Large-Scale Inference & Repeated Sampling

Multiple Candidate Answers: Another tactic is to generate many parallel solutions for the same query, then vote on the best or merge them. This “majority vote” or “self-consistency” method often raises accuracy.

Trade-Offs

• Improved Reliability: More tries can reduce random errors or oversights.

• Rapidly Escalating Costs: Each extra sample means extra computation. Running 100 or 1000 parallel branches can become very expensive at scale.

Does It Spur Novelty? These repeated passes typically explore various angles of the same underlying knowledge base. Occasionally, you get a creative or unexpected angle. However, it’s still mainly an iterative approach—not an explicit push toward uncharted ideas.

Read: AI Emergence: Emergent Behaviors Do Not Automatically Equal Novelty

Why true novelty remains elusive for AI models…

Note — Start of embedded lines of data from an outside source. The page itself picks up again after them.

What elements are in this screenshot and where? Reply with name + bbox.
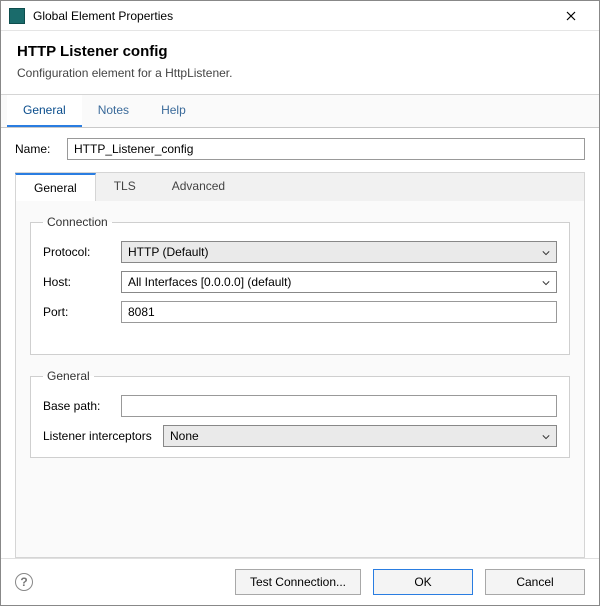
cancel-button[interactable]: Cancel [485,569,585,595]
tab-general[interactable]: General [7,95,82,127]
interceptors-row: Listener interceptors None [43,425,557,447]
connection-group: Connection Protocol: HTTP (Default) Host… [30,215,570,355]
port-row: Port: [43,301,557,323]
dialog-window: Global Element Properties HTTP Listener … [0,0,600,606]
test-connection-button[interactable]: Test Connection... [235,569,361,595]
protocol-label: Protocol: [43,245,121,259]
host-select[interactable]: All Interfaces [0.0.0.0] (default) [121,271,557,293]
inner-tabs: General TLS Advanced [15,172,585,201]
title-bar: Global Element Properties [1,1,599,31]
protocol-select[interactable]: HTTP (Default) [121,241,557,263]
protocol-row: Protocol: HTTP (Default) [43,241,557,263]
chevron-down-icon [542,275,550,289]
general-group: General Base path: Listener interceptors… [30,369,570,458]
inner-panel: Connection Protocol: HTTP (Default) Host… [15,201,585,558]
ok-button[interactable]: OK [373,569,473,595]
close-button[interactable] [551,2,591,30]
window-title: Global Element Properties [33,9,551,23]
inner-tab-tls[interactable]: TLS [96,173,154,201]
basepath-input[interactable] [121,395,557,417]
host-label: Host: [43,275,121,289]
chevron-down-icon [542,429,550,443]
tab-help[interactable]: Help [145,95,202,127]
basepath-row: Base path: [43,395,557,417]
chevron-down-icon [542,245,550,259]
port-input[interactable] [121,301,557,323]
help-icon[interactable]: ? [15,573,33,591]
host-row: Host: All Interfaces [0.0.0.0] (default) [43,271,557,293]
tab-notes[interactable]: Notes [82,95,145,127]
host-value: All Interfaces [0.0.0.0] (default) [128,275,291,289]
connection-legend: Connection [43,215,112,229]
name-input[interactable] [67,138,585,160]
header-block: HTTP Listener config Configuration eleme… [1,31,599,95]
body-area: Name: General TLS Advanced Connection Pr… [1,128,599,558]
page-title: HTTP Listener config [17,43,583,60]
page-subtitle: Configuration element for a HttpListener… [17,66,583,80]
interceptors-label: Listener interceptors [43,429,163,443]
interceptors-value: None [170,429,199,443]
close-icon [566,11,576,21]
inner-tab-general[interactable]: General [15,173,96,201]
app-icon [9,8,25,24]
interceptors-select[interactable]: None [163,425,557,447]
inner-tab-advanced[interactable]: Advanced [154,173,243,201]
basepath-label: Base path: [43,399,121,413]
port-label: Port: [43,305,121,319]
protocol-value: HTTP (Default) [128,245,208,259]
dialog-footer: ? Test Connection... OK Cancel [1,558,599,605]
outer-tabs: General Notes Help [1,95,599,128]
name-label: Name: [15,142,67,156]
name-row: Name: [15,138,585,160]
general-legend: General [43,369,94,383]
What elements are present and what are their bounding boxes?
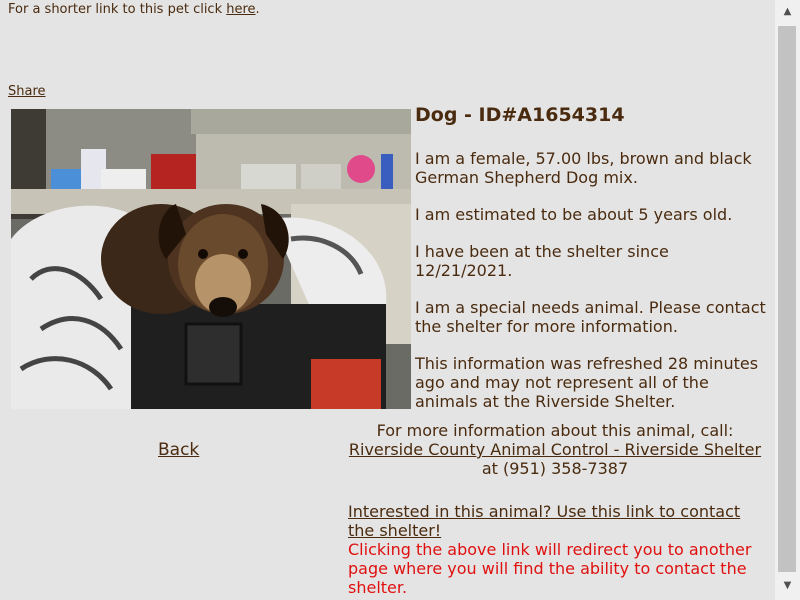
scrollbar-thumb[interactable] [778,26,796,572]
pet-age: I am estimated to be about 5 years old. [415,205,733,224]
pet-refresh-note: This information was refreshed 28 minute… [415,354,759,411]
pet-description: I am a female, 57.00 lbs, brown and blac… [415,149,752,187]
chevron-up-icon[interactable]: ▲ [775,6,800,17]
pet-info: Dog - ID#A1654314 I am a female, 57.00 l… [415,103,770,429]
pet-special-needs: I am a special needs animal. Please cont… [415,298,766,336]
contact-shelter-link[interactable]: Interested in this animal? Use this link… [348,502,740,540]
vertical-scrollbar[interactable]: ▲ ▼ [775,0,800,600]
shelter-name-link[interactable]: Riverside County Animal Control - Rivers… [349,440,761,459]
shortlink-line: For a shorter link to this pet click her… [8,2,260,17]
share-link[interactable]: Share [8,84,46,99]
shelter-phone: at (951) 358-7387 [481,459,629,478]
redirect-warning: Clicking the above link will redirect yo… [348,540,752,597]
chevron-down-icon[interactable]: ▼ [775,580,800,591]
shortlink-here-link[interactable]: here [226,2,255,17]
pet-shelter-since: I have been at the shelter since 12/21/2… [415,242,669,280]
shortlink-period: . [255,2,260,17]
back-link[interactable]: Back [158,440,199,460]
contact-info: For more information about this animal, … [348,421,762,478]
dog-photo-image [11,109,411,409]
interest-section: Interested in this animal? Use this link… [348,502,762,597]
pet-photo [11,109,411,409]
contact-intro: For more information about this animal, … [376,421,734,440]
contact-line: Riverside County Animal Control - Rivers… [348,440,762,478]
pet-title: Dog - ID#A1654314 [415,104,625,126]
shortlink-text: For a shorter link to this pet click [8,2,227,17]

Despite advanced chain-of-thought and multi-sample inference:

1. Recombination vs. Genuine Invention: LLMs excel at pattern matching and can propose “new-sounding” ideas, but in practice, those ideas generally derive from rearrangements of training data.

2. No Direct Real-World Feedback: Without an automated process to test or experiment on novel suggestions, the model can’t refine genuine unknowns. It must stick to textual patterns, which are inherently secondhand human knowledge.

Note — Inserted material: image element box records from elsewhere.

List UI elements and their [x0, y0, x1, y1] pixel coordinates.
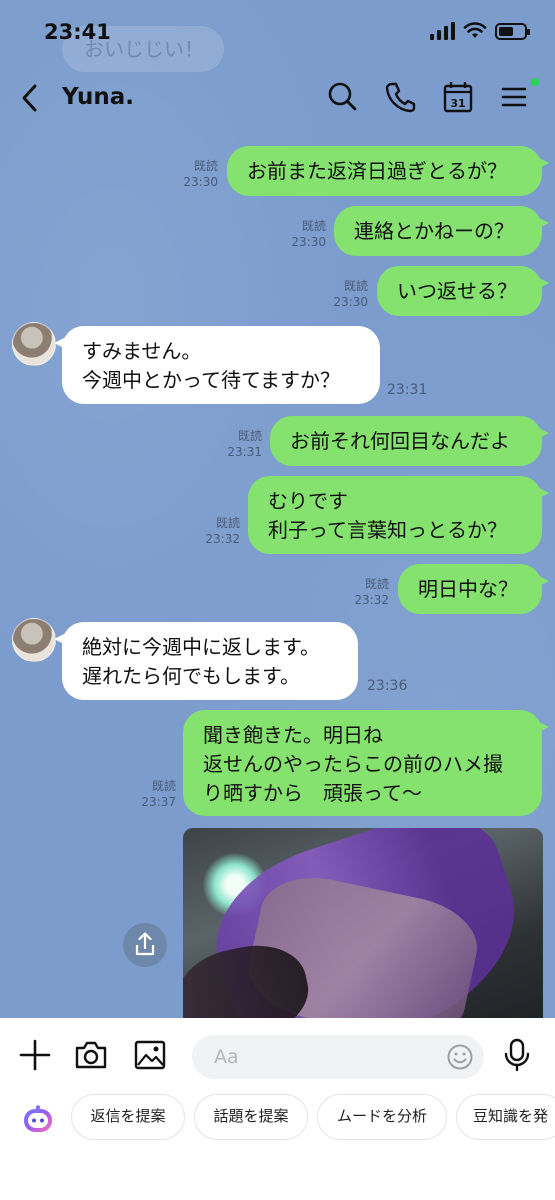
incoming-message[interactable]: すみません。 今週中とかって待てますか？ [54, 326, 380, 404]
message-input-bar: Aa [0, 1018, 555, 1094]
status-bar: 23:41 [0, 0, 555, 62]
svg-text:31: 31 [450, 97, 465, 110]
mic-icon[interactable] [500, 1038, 534, 1072]
read-receipt: 既読 23:30 [291, 219, 326, 249]
phone-icon[interactable] [384, 80, 416, 114]
message-time: 23:31 [387, 382, 428, 398]
avatar[interactable] [12, 618, 56, 662]
battery-icon [495, 22, 530, 40]
emoji-icon[interactable] [446, 1043, 474, 1071]
outgoing-message[interactable]: お前また返済日過ぎとるが？ [227, 146, 549, 196]
calendar-icon[interactable]: 31 [442, 80, 474, 114]
message-input[interactable]: Aa [192, 1035, 484, 1079]
chat-header: Yuna. 31 [0, 62, 555, 134]
read-receipt: 既読 23:32 [354, 577, 389, 607]
outgoing-message[interactable]: 聞き飽きた。明日ね 返せんのやったらこの前のハメ撮 り晒すから 頑張って〜 [183, 710, 549, 816]
search-icon[interactable] [326, 80, 358, 114]
read-receipt: 既読 23:32 [205, 516, 240, 546]
menu-icon[interactable] [499, 80, 531, 114]
image-icon[interactable] [133, 1038, 167, 1072]
contact-name[interactable]: Yuna. [62, 84, 134, 110]
outgoing-message[interactable]: 連絡とかねーの？ [334, 206, 549, 256]
camera-icon[interactable] [74, 1038, 108, 1072]
read-receipt: 既読 23:31 [227, 429, 262, 459]
outgoing-message[interactable]: お前それ何回目なんだよ [270, 416, 549, 466]
back-icon[interactable] [18, 82, 42, 114]
suggestion-reply[interactable]: 返信を提案 [71, 1094, 185, 1140]
status-time: 23:41 [44, 20, 111, 44]
avatar[interactable] [12, 322, 56, 366]
share-icon[interactable] [123, 923, 167, 967]
suggestion-topic[interactable]: 話題を提案 [194, 1094, 308, 1140]
photo-message[interactable] [183, 828, 543, 1018]
incoming-message[interactable]: 絶対に今週中に返します。 遅れたら何でもします。 [54, 622, 358, 700]
suggestion-trivia[interactable]: 豆知識を発 [456, 1094, 555, 1140]
plus-icon[interactable] [18, 1038, 52, 1072]
outgoing-message[interactable]: むりです 利子って言葉知っとるか？ [248, 476, 549, 554]
notification-dot [531, 78, 539, 86]
read-receipt: 既読 23:30 [333, 279, 368, 309]
status-icons [430, 22, 530, 40]
suggestion-mood[interactable]: ムードを分析 [317, 1094, 447, 1140]
message-time: 23:36 [367, 678, 408, 694]
outgoing-message[interactable]: 明日中な？ [398, 564, 549, 614]
read-receipt: 既読 23:30 [183, 159, 218, 189]
ai-assistant-icon[interactable] [22, 1104, 54, 1136]
wifi-icon [463, 22, 487, 38]
chat-area[interactable]: おいじじい！ 23:41 Yuna. 31 既読 23:30 お前また返済日過ぎ… [0, 0, 555, 1018]
outgoing-message[interactable]: いつ返せる？ [377, 266, 549, 316]
signal-icon [430, 22, 455, 40]
read-receipt: 既読 23:37 [141, 779, 176, 809]
suggestion-bar: 返信を提案 話題を提案 ムードを分析 豆知識を発 [0, 1094, 555, 1200]
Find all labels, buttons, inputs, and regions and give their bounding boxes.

3. High-Level Constraints: Even at thousands of parallel samples, the cost can be prohibitive. Consequently, most usage focuses on reliability, not on orchestrating huge volumes of “risky” or purely exploratory attempts.

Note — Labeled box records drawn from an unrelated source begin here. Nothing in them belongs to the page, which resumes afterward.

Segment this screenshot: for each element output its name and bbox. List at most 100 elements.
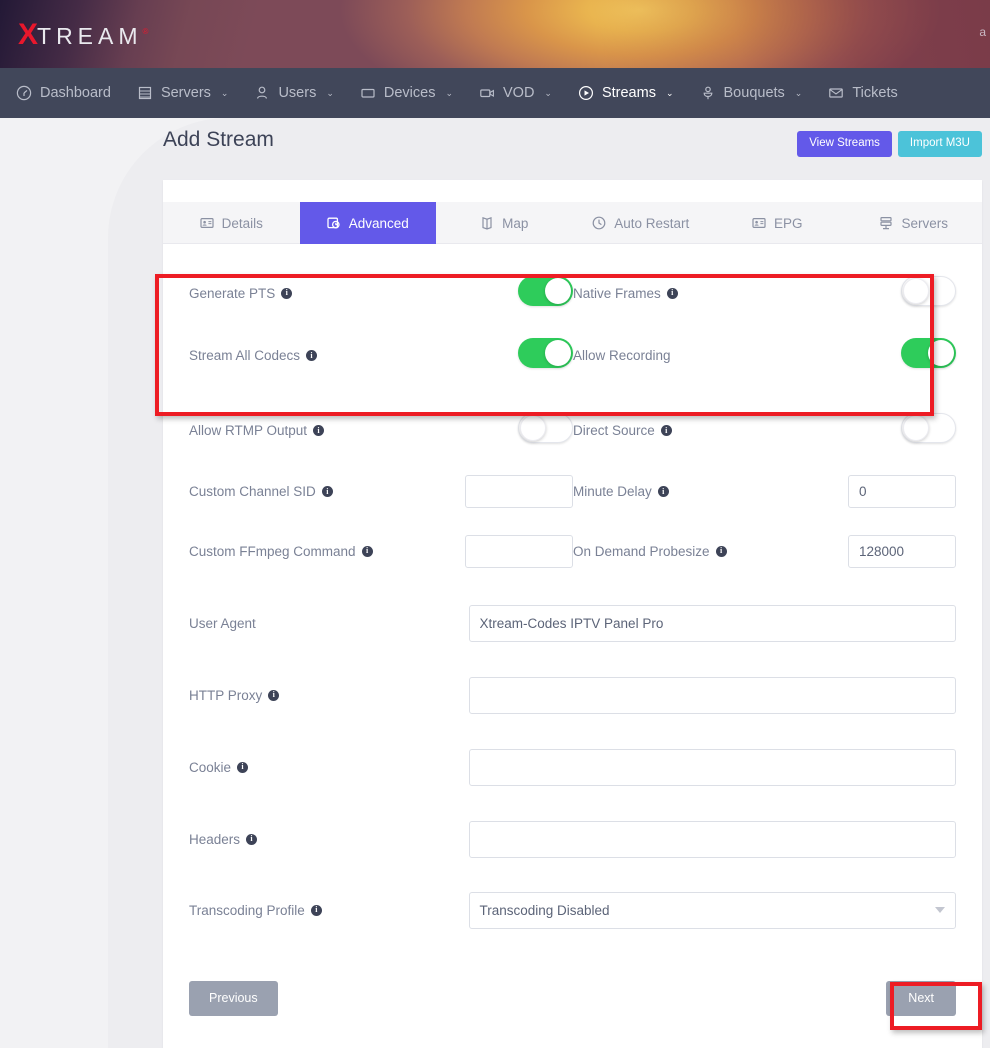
info-icon[interactable]: i <box>322 486 333 497</box>
toggle-wrapper-allow-rtmp-output <box>518 413 573 448</box>
form-row-codecs-recording: Stream All Codecs i Allow Recording <box>189 318 956 393</box>
on-demand-probesize-input[interactable] <box>848 535 956 568</box>
nav-item-tickets[interactable]: Tickets <box>815 68 910 118</box>
label-direct-source: Direct Source i <box>573 423 672 438</box>
toggle-direct-source[interactable] <box>901 413 956 443</box>
form-row-cookie: Cookie i <box>189 731 956 803</box>
toggle-wrapper-direct-source <box>901 413 956 448</box>
clock-icon <box>592 216 606 230</box>
info-icon[interactable]: i <box>362 546 373 557</box>
nav-label-dashboard: Dashboard <box>40 85 111 101</box>
nav-item-users[interactable]: Users ⌄ <box>241 68 346 118</box>
app-page: X TREAM ® a Dashboard Servers ⌄ Users ⌄ <box>0 0 990 1048</box>
toggle-stream-all-codecs[interactable] <box>518 338 573 368</box>
info-icon[interactable]: i <box>281 288 292 299</box>
import-m3u-button[interactable]: Import M3U <box>898 131 982 157</box>
previous-button[interactable]: Previous <box>189 981 278 1016</box>
label-text-allow-rtmp-output: Allow RTMP Output <box>189 423 307 438</box>
info-icon[interactable]: i <box>306 350 317 361</box>
input-wrapper-minute-delay <box>848 475 956 508</box>
form-row-pts-frames: Generate PTS i Native Frames i <box>189 268 956 318</box>
next-button[interactable]: Next <box>886 981 956 1016</box>
toggle-knob <box>903 278 929 304</box>
label-custom-ffmpeg-command: Custom FFmpeg Command i <box>189 544 373 559</box>
nav-item-vod[interactable]: VOD ⌄ <box>466 68 565 118</box>
toggle-allow-recording[interactable] <box>901 338 956 368</box>
user-agent-input[interactable] <box>469 605 957 642</box>
toggle-generate-pts[interactable] <box>518 276 573 306</box>
info-icon[interactable]: i <box>667 288 678 299</box>
id-card-icon <box>200 216 214 230</box>
nav-item-bouquets[interactable]: Bouquets ⌄ <box>687 68 816 118</box>
brand-logo[interactable]: X TREAM ® <box>18 20 148 50</box>
label-generate-pts: Generate PTS i <box>189 286 292 301</box>
info-icon[interactable]: i <box>313 425 324 436</box>
tab-epg[interactable]: EPG <box>709 202 846 244</box>
banner-corner-text: a <box>979 26 986 38</box>
info-icon[interactable]: i <box>658 486 669 497</box>
info-icon[interactable]: i <box>246 834 257 845</box>
tab-label-servers: Servers <box>901 216 948 231</box>
label-text-direct-source: Direct Source <box>573 423 655 438</box>
info-icon[interactable]: i <box>311 905 322 916</box>
tab-advanced[interactable]: Advanced <box>300 202 437 244</box>
nav-label-tickets: Tickets <box>852 85 897 101</box>
transcoding-profile-selected-value: Transcoding Disabled <box>480 903 610 918</box>
logo-wordmark: TREAM <box>37 25 143 48</box>
label-text-on-demand-probesize: On Demand Probesize <box>573 544 710 559</box>
label-native-frames: Native Frames i <box>573 286 678 301</box>
main-navigation[interactable]: Dashboard Servers ⌄ Users ⌄ Devices ⌄ <box>0 68 990 118</box>
view-streams-button[interactable]: View Streams <box>797 131 892 157</box>
field-allow-rtmp-output: Allow RTMP Output i <box>189 413 573 448</box>
toggle-knob <box>903 415 929 441</box>
form-row-rtmp-direct: Allow RTMP Output i Direct Source i <box>189 393 956 468</box>
info-icon[interactable]: i <box>716 546 727 557</box>
form-tabs[interactable]: Details Advanced Map Auto Restart <box>163 202 982 244</box>
field-http-proxy-label: HTTP Proxy i <box>189 688 469 703</box>
tab-auto-restart[interactable]: Auto Restart <box>573 202 710 244</box>
form-row-transcoding-profile: Transcoding Profile i Transcoding Disabl… <box>189 875 956 945</box>
tab-servers[interactable]: Servers <box>846 202 983 244</box>
toggle-allow-rtmp-output[interactable] <box>518 413 573 443</box>
label-text-user-agent: User Agent <box>189 616 256 631</box>
nav-item-streams[interactable]: Streams ⌄ <box>565 68 687 118</box>
minute-delay-input[interactable] <box>848 475 956 508</box>
tab-map[interactable]: Map <box>436 202 573 244</box>
field-native-frames: Native Frames i <box>573 276 956 311</box>
form-row-ffmpeg-probesize: Custom FFmpeg Command i On Demand Probes… <box>189 515 956 587</box>
nav-item-servers[interactable]: Servers ⌄ <box>124 68 242 118</box>
label-on-demand-probesize: On Demand Probesize i <box>573 544 727 559</box>
nav-label-bouquets: Bouquets <box>724 85 785 101</box>
label-text-http-proxy: HTTP Proxy <box>189 688 262 703</box>
field-custom-ffmpeg-command: Custom FFmpeg Command i <box>189 535 573 568</box>
toggle-native-frames[interactable] <box>901 276 956 306</box>
transcoding-profile-select[interactable]: Transcoding Disabled <box>469 892 957 929</box>
info-icon[interactable]: i <box>237 762 248 773</box>
headers-input[interactable] <box>469 821 957 858</box>
nav-item-devices[interactable]: Devices ⌄ <box>347 68 466 118</box>
info-icon[interactable]: i <box>268 690 279 701</box>
custom-ffmpeg-command-input[interactable] <box>465 535 573 568</box>
label-cookie: Cookie i <box>189 760 248 775</box>
http-proxy-input[interactable] <box>469 677 957 714</box>
field-headers-label: Headers i <box>189 832 469 847</box>
header-action-buttons: View Streams Import M3U <box>797 131 982 157</box>
label-stream-all-codecs: Stream All Codecs i <box>189 348 317 363</box>
tab-details[interactable]: Details <box>163 202 300 244</box>
stream-form-card: Details Advanced Map Auto Restart <box>163 180 982 1048</box>
field-transcoding-profile-label: Transcoding Profile i <box>189 903 469 918</box>
custom-channel-sid-input[interactable] <box>465 475 573 508</box>
toggle-wrapper-stream-all-codecs <box>518 338 573 373</box>
page-title: Add Stream <box>163 128 274 152</box>
chevron-down-icon <box>935 907 945 913</box>
cookie-input[interactable] <box>469 749 957 786</box>
nav-label-users: Users <box>278 85 316 101</box>
form-row-sid-delay: Custom Channel SID i Minute Delay i <box>189 468 956 515</box>
info-icon[interactable]: i <box>661 425 672 436</box>
epg-icon <box>752 216 766 230</box>
field-generate-pts: Generate PTS i <box>189 276 573 311</box>
chevron-down-icon: ⌄ <box>326 88 334 99</box>
form-row-headers: Headers i <box>189 803 956 875</box>
label-user-agent: User Agent <box>189 616 256 631</box>
nav-item-dashboard[interactable]: Dashboard <box>0 68 124 118</box>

4. Incremental vs. Radical Gains: CoT, repeated sampling, and better fine-tuning do deliver more robust “analyst/coder” type outputs. But they rarely break from known frameworks—especially without data beyond human-authored text.

Odds of Major Novelty Breakthroughs in the Next 5 Years (2025-2030)

Inference/Test-Time Scaling (Only)

Estimated Probability: Many analysts pin it at 10–20% that we’ll see truly unprecedented solutions (like discovering brand-new laws of physics or curing a major disease from scratch) via GPT-like models used in conventional ways.

Why Not Higher?

• Data Boundaries: The model’s knowledge is finite, pulled from existing text.

• Lack of Real-World Testing: Novelty also requires experimentation or domain-specific data beyond text.

• Cost Constraints: The most advanced multi-branch inference setups become expensive, pushing mainstream usage toward more straightforward tasks.

Bottom Line: We can expect continuing improvements in correctness, coding assistance, multi-step logic—but not a frequent stream of “eureka!” breakthroughs purely from scaling up inference.

Note: Human augmentation with advanced AIs should theoretically enhance cost/time-efficiency for humans to achieve rapid breakthroughs in certain fields.) This isn’t the same as the AI’s just spitting out perfect ideas etc.

Hypothetical Paths to AI Models Generating Novel Output (Innovative Solutions)

Although conventional GPT-style models (even with chain-of-thought and multi-sample inference) rarely spark radical originality, several targeted innovations could raise the odds that AI systems discover truly unprecedented ideas or solutions.

Massive Parallel Exploration at Inference

Idea: Run thousands—or even millions—of alternative solution paths for each query or challenge.